Stitching Wax

From Bryan Stancliff (Aug 2016)

“One of the major changes I’ve made in the last year is switching from waxing my thread with beeswax, to using coad. Coad (also called code, shoemakers wax, sticky wax, black wax and a dozen other names) is a mix of beeswax and one otlr more pine resin materials. Coad acts as both a lubricant and a glue; as the thread is pulled friction melts the coad allowing the thread to glide through the stitching holes, once the thread is pulled tight the coad sets up acting as an adhesive.
There are dozens, if not hundreds of different coad recipes. Many of the traditional recipes are designed around producing a black wax and utilize a black pine pitch. This pitch has become difficult to source over the last 50 or so years (even the shoemakers at Williamsburg have trouble getting it), while some of the newer black recipes substitute tar for the pitch, most recipes have done away with the black compounds resulting in a “blond” wax.
With the widespread availability of colored thread there’s really no reason to deal with tar fumes or in trying to source a material that only two companies in the world produce.
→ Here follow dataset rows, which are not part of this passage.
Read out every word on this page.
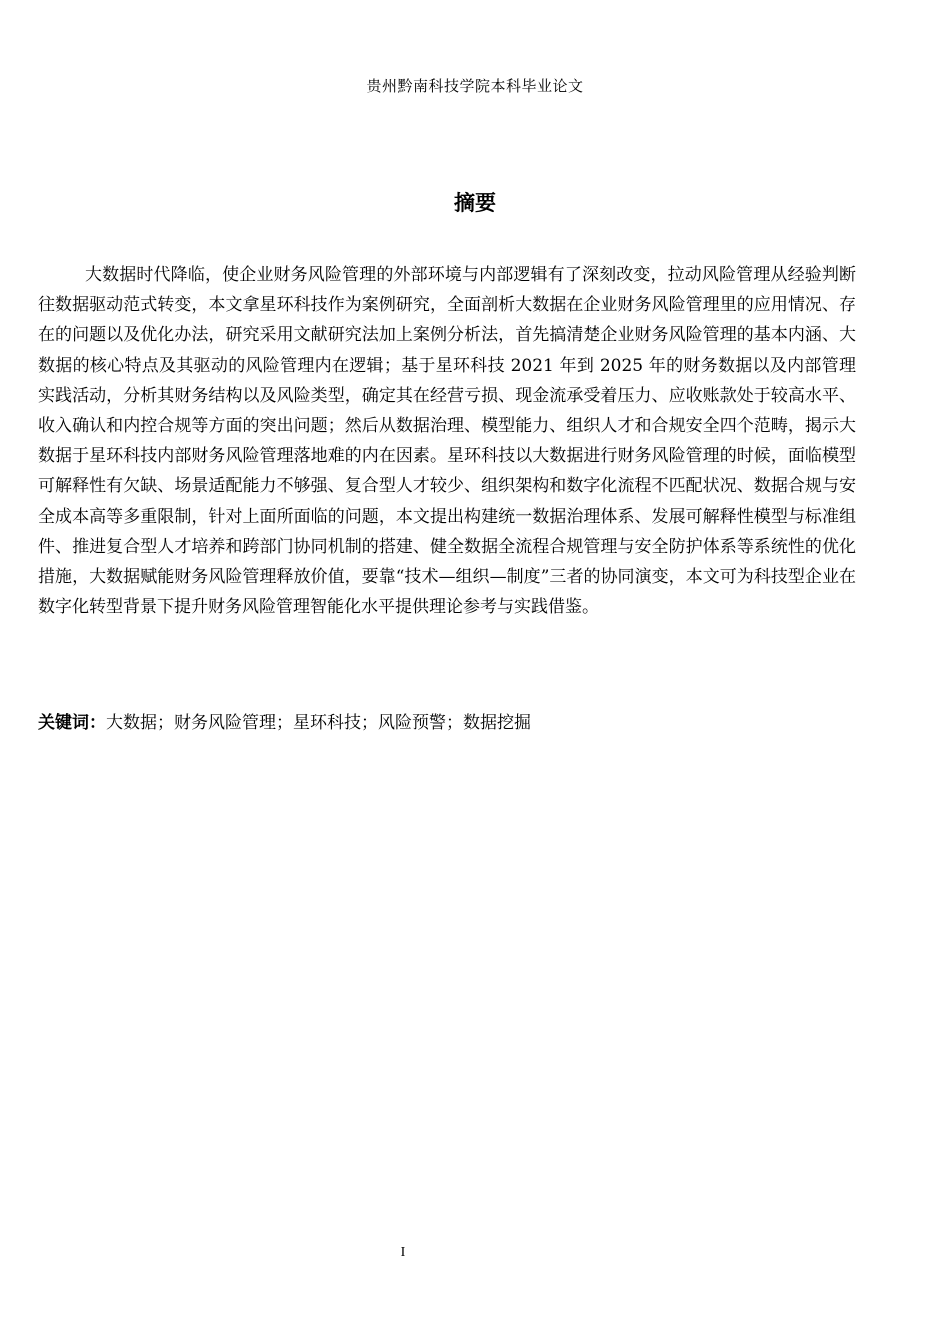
贵州黔南科技学院本科毕业论文
摘要

大数据时代降临，使企业财务风险管理的外部环境与内部逻辑有了深刻改变，拉动风险管理从经验判断往数据驱动范式转变，本文拿星环科技作为案例研究，全面剖析大数据在企业财务风险管理里的应用情况、存在的问题以及优化办法，研究采用文献研究法加上案例分析法，首先搞清楚企业财务风险管理的基本内涵、大数据的核心特点及其驱动的风险管理内在逻辑；基于星环科技 2021 年到 2025 年的财务数据以及内部管理实践活动，分析其财务结构以及风险类型，确定其在经营亏损、现金流承受着压力、应收账款处于较高水平、收入确认和内控合规等方面的突出问题；然后从数据治理、模型能力、组织人才和合规安全四个范畴，揭示大数据于星环科技内部财务风险管理落地难的内在因素。星环科技以大数据进行财务风险管理的时候，面临模型可解释性有欠缺、场景适配能力不够强、复合型人才较少、组织架构和数字化流程不匹配状况、数据合规与安全成本高等多重限制，针对上面所面临的问题，本文提出构建统一数据治理体系、发展可解释性模型与标准组件、推进复合型人才培养和跨部门协同机制的搭建、健全数据全流程合规管理与安全防护体系等系统性的优化措施，大数据赋能财务风险管理释放价值，要靠“技术—组织—制度”三者的协同演变，本文可为科技型企业在数字化转型背景下提升财务风险管理智能化水平提供理论参考与实践借鉴。

关键词：大数据；财务风险管理；星环科技；风险预警；数据挖掘
I
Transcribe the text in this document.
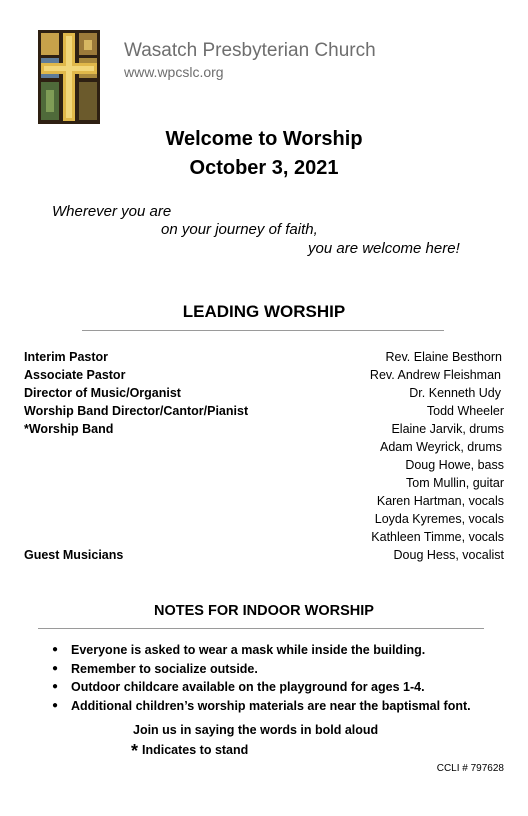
Wasatch Presbyterian Church
www.wpcslc.org
Welcome to Worship
October 3, 2021
Wherever you are
on your journey of faith,
you are welcome here!
LEADING WORSHIP
Interim Pastor	Rev. Elaine Besthorn
Associate Pastor	Rev. Andrew Fleishman
Director of Music/Organist	Dr. Kenneth Udy
Worship Band Director/Cantor/Pianist	Todd Wheeler
*Worship Band	Elaine Jarvik, drums
Adam Weyrick, drums
Doug Howe, bass
Tom Mullin, guitar
Karen Hartman, vocals
Loyda Kyremes, vocals
Kathleen Timme, vocals
Guest Musicians	Doug Hess, vocalist
NOTES FOR INDOOR WORSHIP
● Everyone is asked to wear a mask while inside the building.
● Remember to socialize outside.
● Outdoor childcare available on the playground for ages 1-4.
● Additional children’s worship materials are near the baptismal font.
Join us in saying the words in bold aloud
* Indicates to stand
CCLI # 797628
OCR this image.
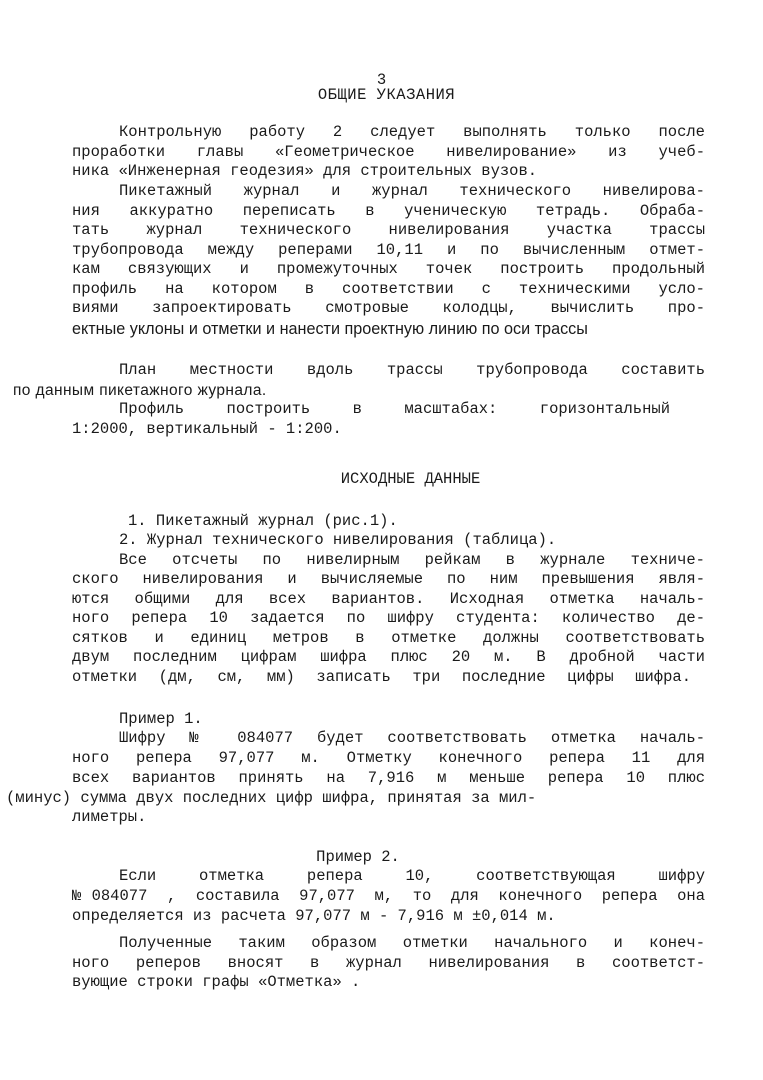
3
ОБЩИЕ УКАЗАНИЯ
Контрольную работу 2 следует выполнять только после
проработки главы «Геометрическое нивелирование» из учеб-
ника «Инженерная геодезия» для строительных вузов.
Пикетажный журнал и журнал технического нивелирова-
ния аккуратно переписать в ученическую тетрадь. Обраба-
тать журнал технического нивелирования участка трассы
трубопровода между реперами 10,11 и по вычисленным отмет-
кам связующих и промежуточных точек построить продольный
профиль на котором в соответствии с техническими усло-
виями запроектировать смотровые колодцы, вычислить про-
ектные уклоны и отметки и нанести проектную линию по оси трассы
План местности вдоль трассы трубопровода составить
по данным пикетажного журнала.
Профиль построить в масштабах: горизонтальный
1:2000, вертикальный - 1:200.
ИСХОДНЫЕ ДАННЫЕ
1. Пикетажный журнал (рис.1).
2. Журнал технического нивелирования (таблица).
Все отсчеты по нивелирным рейкам в журнале техниче-
ского нивелирования и вычисляемые по ним превышения явля-
ются общими для всех вариантов. Исходная отметка началь-
ного репера 10 задается по шифру студента: количество де-
сятков и единиц метров в отметке должны соответствовать
двум последним цифрам шифра плюс 20 м. В дробной части
отметки (дм, см, мм) записать три последние цифры шифра.
Пример 1.
Шифру № 084077 будет соответствовать отметка началь-
ного репера 97,077 м. Отметку конечного репера 11 для
всех вариантов принять на 7,916 м меньше репера 10 плюс
(минус) сумма двух последних цифр шифра, принятая за мил-
лиметры.
Пример 2.
Если отметка репера 10, соответствующая шифру
№084077 , составила 97,077 м, то для конечного репера она
определяется из расчета 97,077 м - 7,916 м ±0,014 м.
Полученные таким образом отметки начального и конеч-
ного реперов вносят в журнал нивелирования в соответст-
вующие строки графы «Отметка» .
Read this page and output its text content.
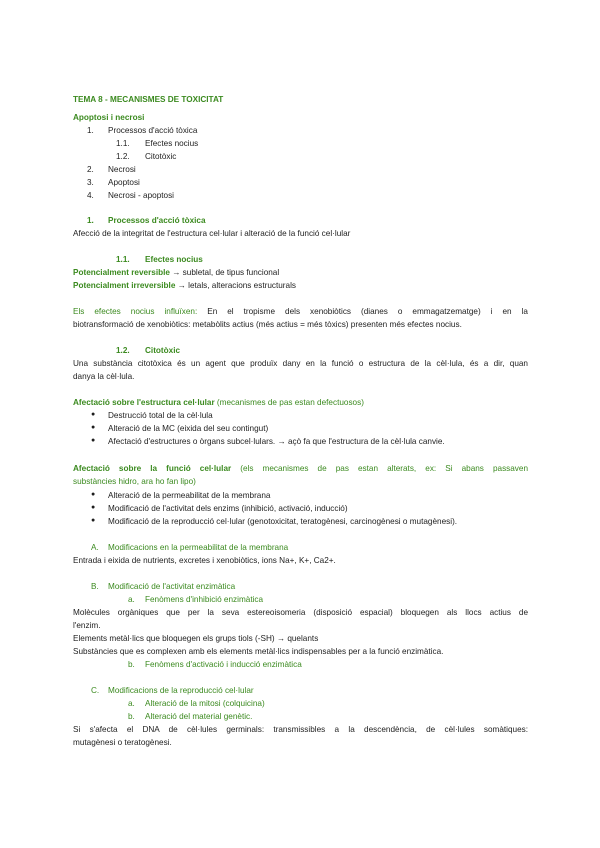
TEMA 8 - MECANISMES DE TOXICITAT
Apoptosi i necrosi
1. Processos d'acció tòxica
1.1. Efectes nocius
1.2. Citotòxic
2. Necrosi
3. Apoptosi
4. Necrosi - apoptosi
1. Processos d'acció tòxica
Afecció de la integritat de l'estructura cel·lular i alteració de la funció cel·lular
1.1. Efectes nocius
Potencialment reversible → subletal, de tipus funcional
Potencialment irreversible → letals, alteracions estructurals
Els efectes nocius influïxen: En el tropisme dels xenobiòtics (dianes o emmagatzematge) i en la
biotransformació de xenobiòtics: metabòlits actius (més actius = més tòxics) presenten més efectes nocius.
1.2. Citotòxic
Una substància citotòxica és un agent que produïx dany en la funció o estructura de la cèl·lula, és a dir, quan
danya la cèl·lula.
Afectació sobre l'estructura cel·lular (mecanismes de pas estan defectuosos)
● Destrucció total de la cèl·lula
● Alteració de la MC (eixida del seu contingut)
● Afectació d'estructures o òrgans subcel·lulars. → açò fa que l'estructura de la cèl·lula canvie.
Afectació sobre la funció cel·lular (els mecanismes de pas estan alterats, ex: Si abans passaven
substàncies hidro, ara ho fan lipo)
● Alteració de la permeabilitat de la membrana
● Modificació de l'activitat dels enzims (inhibició, activació, inducció)
● Modificació de la reproducció cel·lular (genotoxicitat, teratogènesi, carcinogènesi o mutagènesi).
A. Modificacions en la permeabilitat de la membrana
Entrada i eixida de nutrients, excretes i xenobiòtics, ions Na+, K+, Ca2+.
B. Modificació de l'activitat enzimàtica
a. Fenòmens d'inhibició enzimàtica
Molècules orgàniques que per la seva estereoisomeria (disposició espacial) bloquegen als llocs actius de
l'enzim.
Elements metàl·lics que bloquegen els grups tiols (-SH) → quelants
Substàncies que es complexen amb els elements metàl·lics indispensables per a la funció enzimàtica.
b. Fenòmens d'activació i inducció enzimàtica
C. Modificacions de la reproducció cel·lular
a. Alteració de la mitosi (colquicina)
b. Alteració del material genètic.
Si s'afecta el DNA de cèl·lules germinals: transmissibles a la descendència, de cèl·lules somàtiques:
mutagènesi o teratogènesi.
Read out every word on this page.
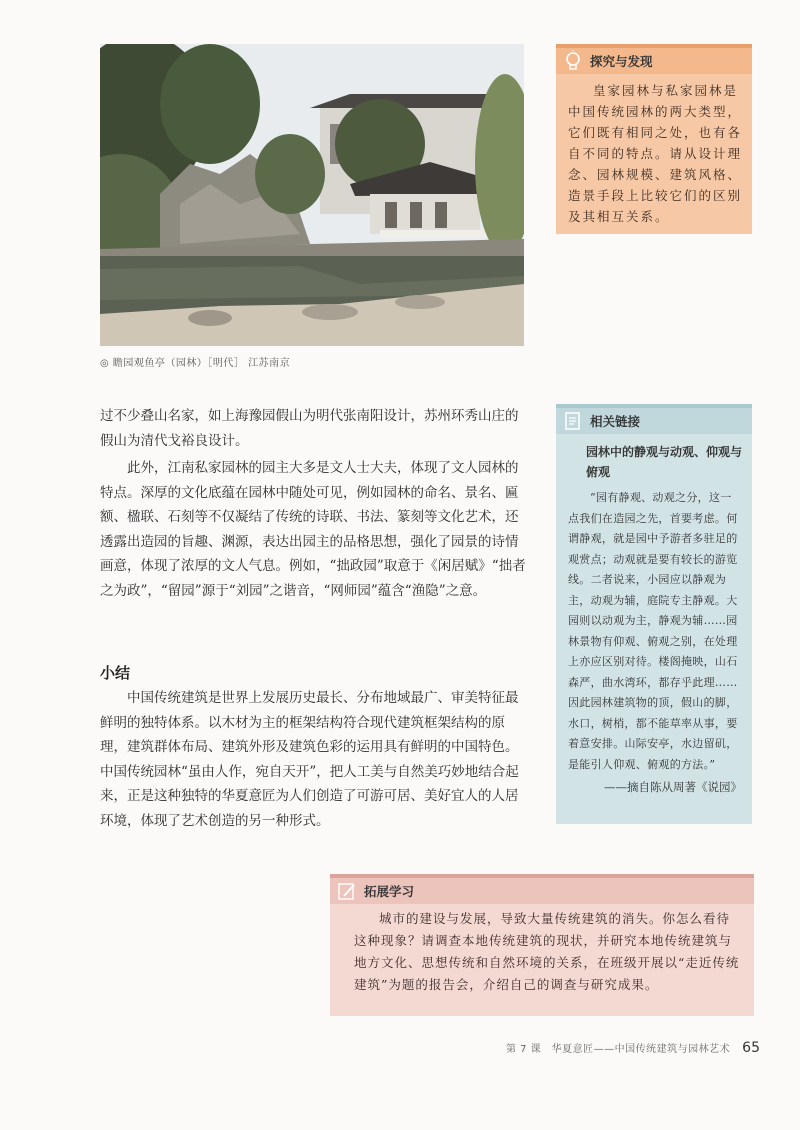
◎ 瞻园观鱼亭（园林）［明代］ 江苏南京
探究与发现
皇家园林与私家园林是中国传统园林的两大类型，它们既有相同之处，也有各自不同的特点。请从设计理念、园林规模、建筑风格、造景手段上比较它们的区别及其相互关系。
过不少叠山名家，如上海豫园假山为明代张南阳设计，苏州环秀山庄的假山为清代戈裕良设计。
此外，江南私家园林的园主大多是文人士大夫，体现了文人园林的特点。深厚的文化底蕴在园林中随处可见，例如园林的命名、景名、匾额、楹联、石刻等不仅凝结了传统的诗联、书法、篆刻等文化艺术，还透露出造园的旨趣、渊源，表达出园主的品格思想，强化了园景的诗情画意，体现了浓厚的文人气息。例如，“拙政园”取意于《闲居赋》“拙者之为政”，“留园”源于“刘园”之谐音，“网师园”蕴含“渔隐”之意。
小结
中国传统建筑是世界上发展历史最长、分布地域最广、审美特征最鲜明的独特体系。以木材为主的框架结构符合现代建筑框架结构的原理，建筑群体布局、建筑外形及建筑色彩的运用具有鲜明的中国特色。中国传统园林“虽由人作，宛自天开”，把人工美与自然美巧妙地结合起来，正是这种独特的华夏意匠为人们创造了可游可居、美好宜人的人居环境，体现了艺术创造的另一种形式。
相关链接
园林中的静观与动观、仰观与俯观
“园有静观、动观之分，这一点我们在造园之先，首要考虑。何谓静观，就是园中予游者多驻足的观赏点；动观就是要有较长的游览线。二者说来，小园应以静观为主，动观为辅，庭院专主静观。大园则以动观为主，静观为辅……园林景物有仰观、俯观之别，在处理上亦应区别对待。楼阁掩映，山石森严，曲水湾环，都存乎此理……因此园林建筑物的顶，假山的脚，水口，树梢，都不能草率从事，要着意安排。山际安亭，水边留矶，是能引人仰观、俯观的方法。”
——摘自陈从周著《说园》
拓展学习
城市的建设与发展，导致大量传统建筑的消失。你怎么看待这种现象？请调查本地传统建筑的现状，并研究本地传统建筑与地方文化、思想传统和自然环境的关系，在班级开展以“走近传统建筑”为题的报告会，介绍自己的调查与研究成果。
第 7 课　华夏意匠——中国传统建筑与园林艺术 65
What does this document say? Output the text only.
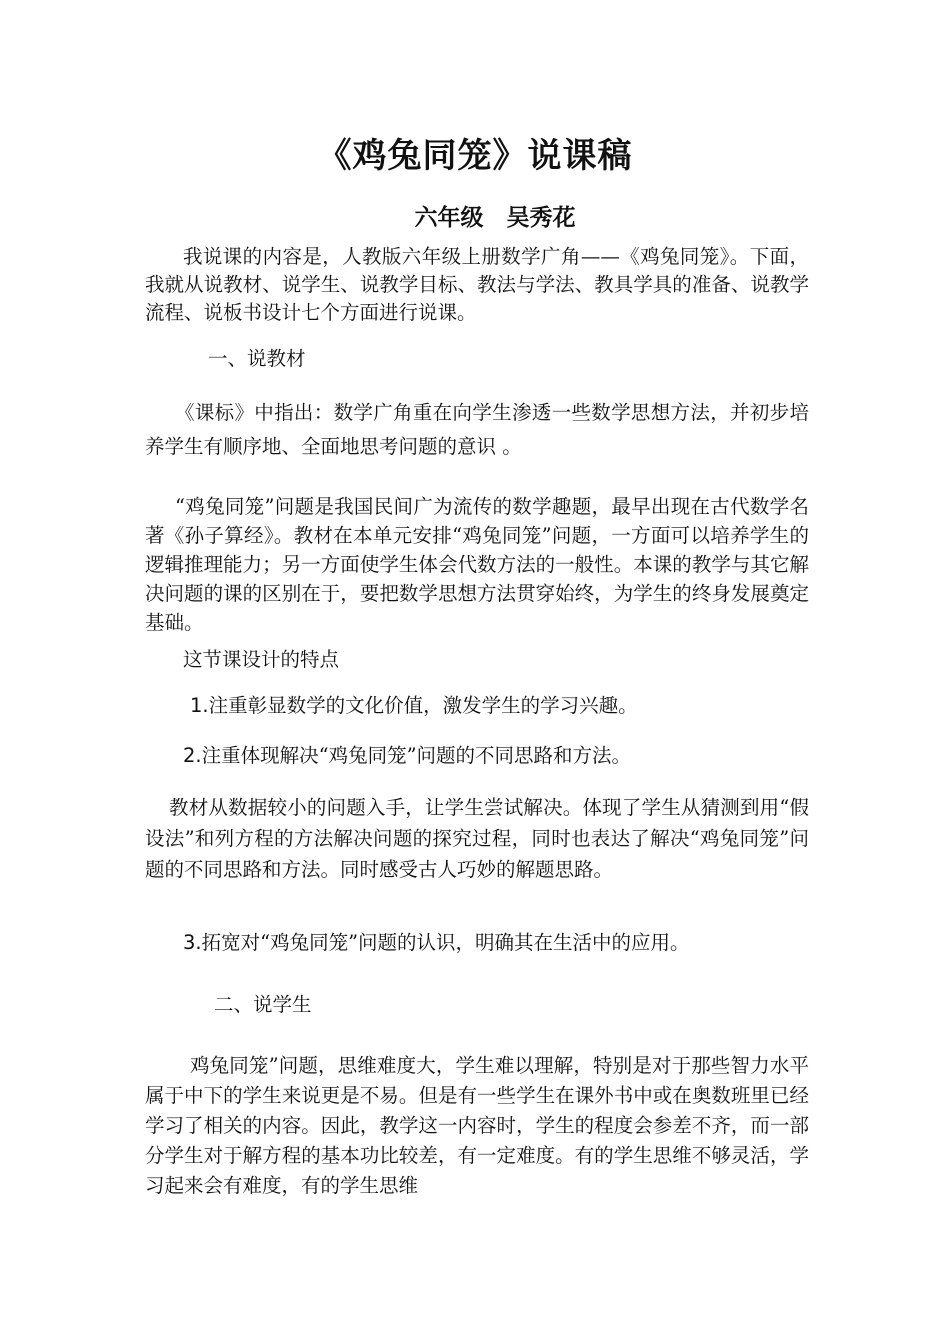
《鸡兔同笼》说课稿
六年级　吴秀花

我说课的内容是，人教版六年级上册数学广角——《鸡兔同笼》。下面，我就从说教材、说学生、说教学目标、教法与学法、教具学具的准备、说教学流程、说板书设计七个方面进行说课。

一、说教材

《课标》中指出：数学广角重在向学生渗透一些数学思想方法，并初步培养学生有顺序地、全面地思考问题的意识 。

“鸡兔同笼”问题是我国民间广为流传的数学趣题，最早出现在古代数学名著《孙子算经》。教材在本单元安排“鸡兔同笼”问题，一方面可以培养学生的逻辑推理能力；另一方面使学生体会代数方法的一般性。本课的教学与其它解决问题的课的区别在于，要把数学思想方法贯穿始终，为学生的终身发展奠定基础。

这节课设计的特点

1.注重彰显数学的文化价值，激发学生的学习兴趣。

2.注重体现解决“鸡兔同笼”问题的不同思路和方法。

教材从数据较小的问题入手，让学生尝试解决。体现了学生从猜测到用“假设法”和列方程的方法解决问题的探究过程，同时也表达了解决“鸡兔同笼”问题的不同思路和方法。同时感受古人巧妙的解题思路。

3.拓宽对“鸡兔同笼”问题的认识，明确其在生活中的应用。

二、说学生

鸡兔同笼”问题，思维难度大，学生难以理解，特别是对于那些智力水平属于中下的学生来说更是不易。但是有一些学生在课外书中或在奥数班里已经学习了相关的内容。因此，教学这一内容时，学生的程度会参差不齐，而一部分学生对于解方程的基本功比较差，有一定难度。有的学生思维不够灵活，学习起来会有难度，有的学生思维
The blond recipes work as well as the black recipes and are much cheaper and safer to produce.
I use two different recipes depending on the time of year. I don’t have central heat and air in my house, so the temperature tends to run a bit warm in the summer and a bit cool in the winter and I adjust my coad to suit these temperature changes.
My coad recipe(s) consist of two materials, beeswax and rosin (I use rodeo rosin, $10/pound on eBay, a pound should last a decade or more). The measurements are by weight, don’t go overboard, close enough is good enough. The smaller the components the faster the melt. I can generally crank out a ball in 15 minutes including weighing the material.
Winter recipe:
1 part rosin,
2 parts beeswax.
Summer recipe:
1 part rosin,
1 part beeswax.
You will also need a bucket of cold water.
Melt the rosin first, it has a higher melt point and takes longer to liquify. I use direct heat, I’ve had poor results attempting to melt the rosin in a double boiler. If the rosin starts bubbling lower the heat and pull the container off until it cools a bit.
Once the components are liquid and thoroughly mixed, pour them directly into the water. This flash cools the mix lowering the temp to a point that it can be handled. Wad the mass up in the water, this gives a chance to check temperature without risking burns. You want it warm, but not too hot to handle. Pull it from the water and start taffy pulling. It’ll feel a bit gritty at first and will probably just tear apart for the first 30 seconds or so, just keep at it, it’ll start to smooth and the stretches will get longer.
You’re probably not going to get a 100% amalgamated mass, you’ll probably see little flecks of rosin throughout, that’s fine, just try to get them as small as possible and thoroughly mixed through the mass.
Once it gets difficult to pull start squishing it a bit and then ball it and set it on a piece of plastic or was paper. Let it set and cool over night.
To use, run your thread across the surface of the ball and then either pull the thread through your hand, or a piece of cloth a few times to heat the coad and disburse it a bit better, and start sewing.
Since switching to coad I’ve had zero issues with not untying (no more knot burning) or back stitches unthreading. If you knot while stitching (I do on some projects) the coad really locks the stitch in place. The few items I’ve had to dismantle since switching to coad have required the parts to be fully cut apart (along the stitch line) and pliers were required to remove the remaining thread.”